Bu tür kurumların mezunları, pekâla, Avrupalı ​​yönetici çevrelerin lehine aramaya başlayabilir. Ancak öğüt vermeleri ve rehberlik etmeleri gereken topluluklar onlara güvenmeyecek ve onları ciddiye almayacaktır. Bütün bu yerel uyum projesi, güvenlik ve aşırılıkla mücadele kavramıyla ayrılmaz bir şekilde bağlantılı olduğuna dair kanıtlar ortaya çıkarsa şüphe uyandırabilir - aslında, bu topraklarda yerli İslam'ı şekillendirmeye ve güçlendirmeye yardımcı olmalıdır. Sonuç olarak, yerel koşullara uyum sağlamaya yönelik herhangi bir girişim, en bağımsız olanlar bile, bu toplulukların çıkarlarıyla çelişiyormuş gibi sunulabilir.

Son zamanlarda Fransa Cumhurbaşkanı Emmanuel Macron, ülkesindeki Müslüman toplulukların "ayrılıkçılığı" konusundaki endişelerini tamamen yanlış bir şekilde dile getirdi. Yukarıdan gelen emirlerle onun önerdiği Müslümanlar için özel eğitim kurumlarının yaratılması bizi böylesi bir "ayrılıkçılık"a yaklaştırabilir ve bizi bundan uzaklaştırmaz.

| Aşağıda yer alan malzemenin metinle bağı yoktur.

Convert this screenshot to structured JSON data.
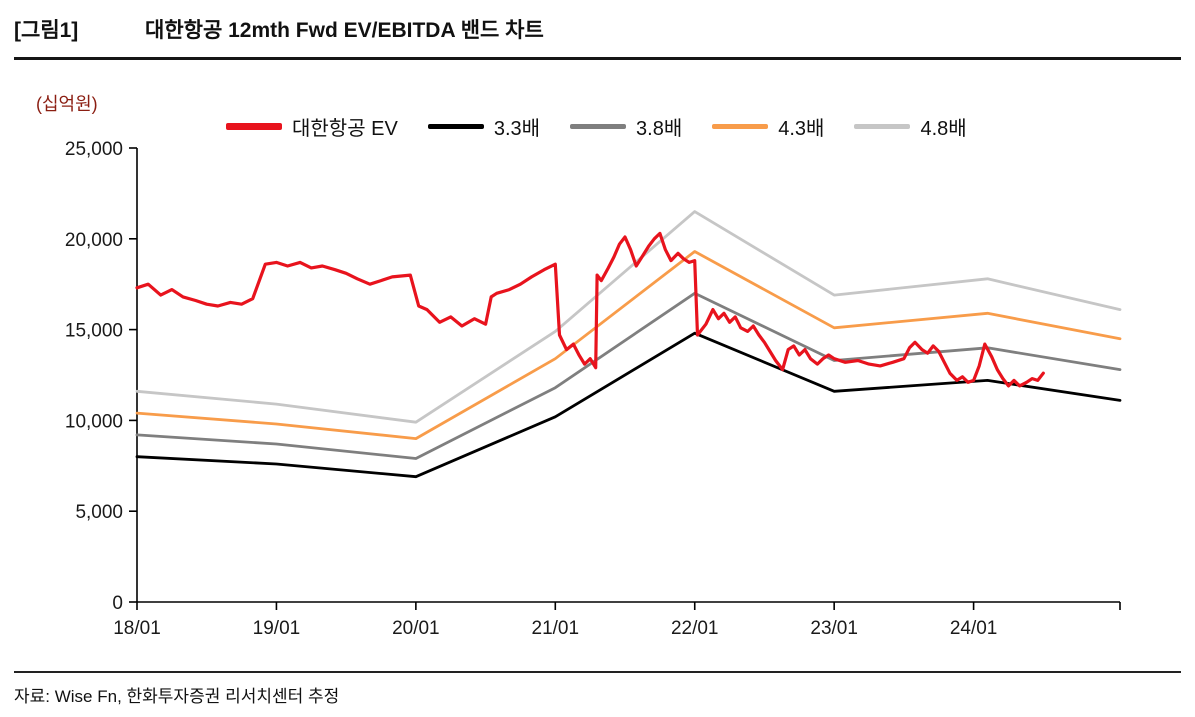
{
  "header": {
    "figure_label": "[그림1]",
    "title": "대한항공 12mth Fwd EV/EBITDA 밴드 차트"
  },
  "footer": {
    "source": "자료: Wise Fn, 한화투자증권 리서치센터 추정"
  },
  "chart_data": {
    "type": "line",
    "title": "대한항공 12mth Fwd EV/EBITDA 밴드 차트",
    "unit_label": "(십억원)",
    "ylabel": "십억원",
    "xlabel": "",
    "grid": false,
    "legend_position": "top",
    "xlim": [
      18.0,
      25.05
    ],
    "ylim": [
      0,
      25000
    ],
    "axis_color": "#000000",
    "tick_color": "#1a1a1a",
    "x_ticks": [
      {
        "v": 18.0,
        "label": "18/01"
      },
      {
        "v": 19.0,
        "label": "19/01"
      },
      {
        "v": 20.0,
        "label": "20/01"
      },
      {
        "v": 21.0,
        "label": "21/01"
      },
      {
        "v": 22.0,
        "label": "22/01"
      },
      {
        "v": 23.0,
        "label": "23/01"
      },
      {
        "v": 24.0,
        "label": "24/01"
      },
      {
        "v": 25.05,
        "label": ""
      }
    ],
    "y_ticks": [
      {
        "v": 0,
        "label": "0"
      },
      {
        "v": 5000,
        "label": "5,000"
      },
      {
        "v": 10000,
        "label": "10,000"
      },
      {
        "v": 15000,
        "label": "15,000"
      },
      {
        "v": 20000,
        "label": "20,000"
      },
      {
        "v": 25000,
        "label": "25,000"
      }
    ],
    "series": [
      {
        "id": "korean-air-ev",
        "name": "대한항공 EV",
        "color": "#e8131d",
        "width": 3.2,
        "points": [
          [
            18.0,
            17300
          ],
          [
            18.08,
            17500
          ],
          [
            18.17,
            16900
          ],
          [
            18.25,
            17200
          ],
          [
            18.33,
            16800
          ],
          [
            18.42,
            16600
          ],
          [
            18.5,
            16400
          ],
          [
            18.58,
            16300
          ],
          [
            18.67,
            16500
          ],
          [
            18.75,
            16400
          ],
          [
            18.83,
            16700
          ],
          [
            18.92,
            18600
          ],
          [
            19.0,
            18700
          ],
          [
            19.08,
            18500
          ],
          [
            19.17,
            18700
          ],
          [
            19.25,
            18400
          ],
          [
            19.33,
            18500
          ],
          [
            19.42,
            18300
          ],
          [
            19.5,
            18100
          ],
          [
            19.58,
            17800
          ],
          [
            19.67,
            17500
          ],
          [
            19.75,
            17700
          ],
          [
            19.83,
            17900
          ],
          [
            19.96,
            18000
          ],
          [
            20.02,
            16300
          ],
          [
            20.08,
            16100
          ],
          [
            20.17,
            15400
          ],
          [
            20.25,
            15700
          ],
          [
            20.33,
            15200
          ],
          [
            20.42,
            15600
          ],
          [
            20.5,
            15300
          ],
          [
            20.54,
            16800
          ],
          [
            20.58,
            17000
          ],
          [
            20.67,
            17200
          ],
          [
            20.75,
            17500
          ],
          [
            20.83,
            17900
          ],
          [
            20.92,
            18300
          ],
          [
            21.0,
            18600
          ],
          [
            21.03,
            14700
          ],
          [
            21.08,
            13900
          ],
          [
            21.13,
            14200
          ],
          [
            21.17,
            13600
          ],
          [
            21.21,
            13100
          ],
          [
            21.25,
            13400
          ],
          [
            21.29,
            12900
          ],
          [
            21.3,
            18000
          ],
          [
            21.33,
            17700
          ],
          [
            21.38,
            18400
          ],
          [
            21.42,
            19000
          ],
          [
            21.46,
            19700
          ],
          [
            21.5,
            20100
          ],
          [
            21.54,
            19400
          ],
          [
            21.58,
            18500
          ],
          [
            21.63,
            19100
          ],
          [
            21.67,
            19600
          ],
          [
            21.71,
            20000
          ],
          [
            21.75,
            20300
          ],
          [
            21.79,
            19400
          ],
          [
            21.83,
            18800
          ],
          [
            21.88,
            19200
          ],
          [
            21.92,
            18900
          ],
          [
            21.96,
            18700
          ],
          [
            22.0,
            18800
          ],
          [
            22.02,
            14700
          ],
          [
            22.08,
            15300
          ],
          [
            22.13,
            16100
          ],
          [
            22.17,
            15600
          ],
          [
            22.21,
            15900
          ],
          [
            22.25,
            15400
          ],
          [
            22.29,
            15700
          ],
          [
            22.33,
            15100
          ],
          [
            22.38,
            14900
          ],
          [
            22.42,
            15200
          ],
          [
            22.46,
            14700
          ],
          [
            22.5,
            14300
          ],
          [
            22.54,
            13800
          ],
          [
            22.58,
            13300
          ],
          [
            22.63,
            12800
          ],
          [
            22.67,
            13900
          ],
          [
            22.71,
            14100
          ],
          [
            22.75,
            13600
          ],
          [
            22.79,
            13900
          ],
          [
            22.83,
            13400
          ],
          [
            22.88,
            13100
          ],
          [
            22.92,
            13400
          ],
          [
            22.96,
            13600
          ],
          [
            23.0,
            13400
          ],
          [
            23.08,
            13200
          ],
          [
            23.17,
            13300
          ],
          [
            23.25,
            13100
          ],
          [
            23.33,
            13000
          ],
          [
            23.42,
            13200
          ],
          [
            23.5,
            13400
          ],
          [
            23.54,
            14000
          ],
          [
            23.58,
            14300
          ],
          [
            23.63,
            13900
          ],
          [
            23.67,
            13700
          ],
          [
            23.71,
            14100
          ],
          [
            23.75,
            13800
          ],
          [
            23.79,
            13200
          ],
          [
            23.83,
            12600
          ],
          [
            23.88,
            12200
          ],
          [
            23.92,
            12400
          ],
          [
            23.96,
            12100
          ],
          [
            24.0,
            12200
          ],
          [
            24.04,
            13000
          ],
          [
            24.08,
            14200
          ],
          [
            24.13,
            13500
          ],
          [
            24.17,
            12800
          ],
          [
            24.21,
            12300
          ],
          [
            24.25,
            11900
          ],
          [
            24.29,
            12200
          ],
          [
            24.33,
            11900
          ],
          [
            24.38,
            12100
          ],
          [
            24.42,
            12300
          ],
          [
            24.46,
            12200
          ],
          [
            24.5,
            12600
          ]
        ]
      },
      {
        "id": "band-3-3x",
        "name": "3.3배",
        "color": "#000000",
        "width": 2.8,
        "points": [
          [
            18.0,
            8000
          ],
          [
            19.0,
            7600
          ],
          [
            20.0,
            6900
          ],
          [
            21.0,
            10200
          ],
          [
            22.0,
            14800
          ],
          [
            23.0,
            11600
          ],
          [
            24.1,
            12200
          ],
          [
            25.05,
            11100
          ]
        ]
      },
      {
        "id": "band-3-8x",
        "name": "3.8배",
        "color": "#7f7f7f",
        "width": 2.8,
        "points": [
          [
            18.0,
            9200
          ],
          [
            19.0,
            8700
          ],
          [
            20.0,
            7900
          ],
          [
            21.0,
            11800
          ],
          [
            22.0,
            17000
          ],
          [
            23.0,
            13300
          ],
          [
            24.1,
            14000
          ],
          [
            25.05,
            12800
          ]
        ]
      },
      {
        "id": "band-4-3x",
        "name": "4.3배",
        "color": "#f89c4a",
        "width": 2.8,
        "points": [
          [
            18.0,
            10400
          ],
          [
            19.0,
            9800
          ],
          [
            20.0,
            9000
          ],
          [
            21.0,
            13400
          ],
          [
            22.0,
            19300
          ],
          [
            23.0,
            15100
          ],
          [
            24.1,
            15900
          ],
          [
            25.05,
            14500
          ]
        ]
      },
      {
        "id": "band-4-8x",
        "name": "4.8배",
        "color": "#c6c6c6",
        "width": 2.8,
        "points": [
          [
            18.0,
            11600
          ],
          [
            19.0,
            10900
          ],
          [
            20.0,
            9900
          ],
          [
            21.0,
            14900
          ],
          [
            22.0,
            21500
          ],
          [
            23.0,
            16900
          ],
          [
            24.1,
            17800
          ],
          [
            25.05,
            16100
          ]
        ]
      }
    ]
  }
}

Avrupa İslamı yeni bir şey değil. İslam, Avrupa'da 14 asırdır uygulanmaktadır ve kıtada kök salmıştır. İçinde bulunduğumuz çağın kendine has sorunları, kendine has özellikleri var ama Avrupalı ​​Müslümanlar sıfırdan başlamıyor. Önceki nesillerin deneyimine sahipler: Balkanlar'daki Müslüman topluluklar; Avrupa'daki göçmenler, İspanyol Müslümanların torunları Müslüman Endülüs'teki köklerini yeniden keşfediyor. 

Avrupalı ​​Müslümanlar zevk alabilecekleri zengin bir mirasa sahiptir. Devlet güvenliği adına boğmak yerine, bu tarihi keşfetme organik sürecini kolaylaştırmalıyız. Yanlış yola gidersek, açıklamalarımıza göre kaçınmak istediğimiz, dış etkiyle dolu bir marjinalleşme duygusu yaratacağız.

(H. A. Helier, Kraliyet Savunma Araştırmaları Enstitüsü ve Carnegie Uluslararası Barış Vakfı'nda Kıdemli Araştırmacıdır.)

*Bu makalede yer alan görüşler yazarına aittir.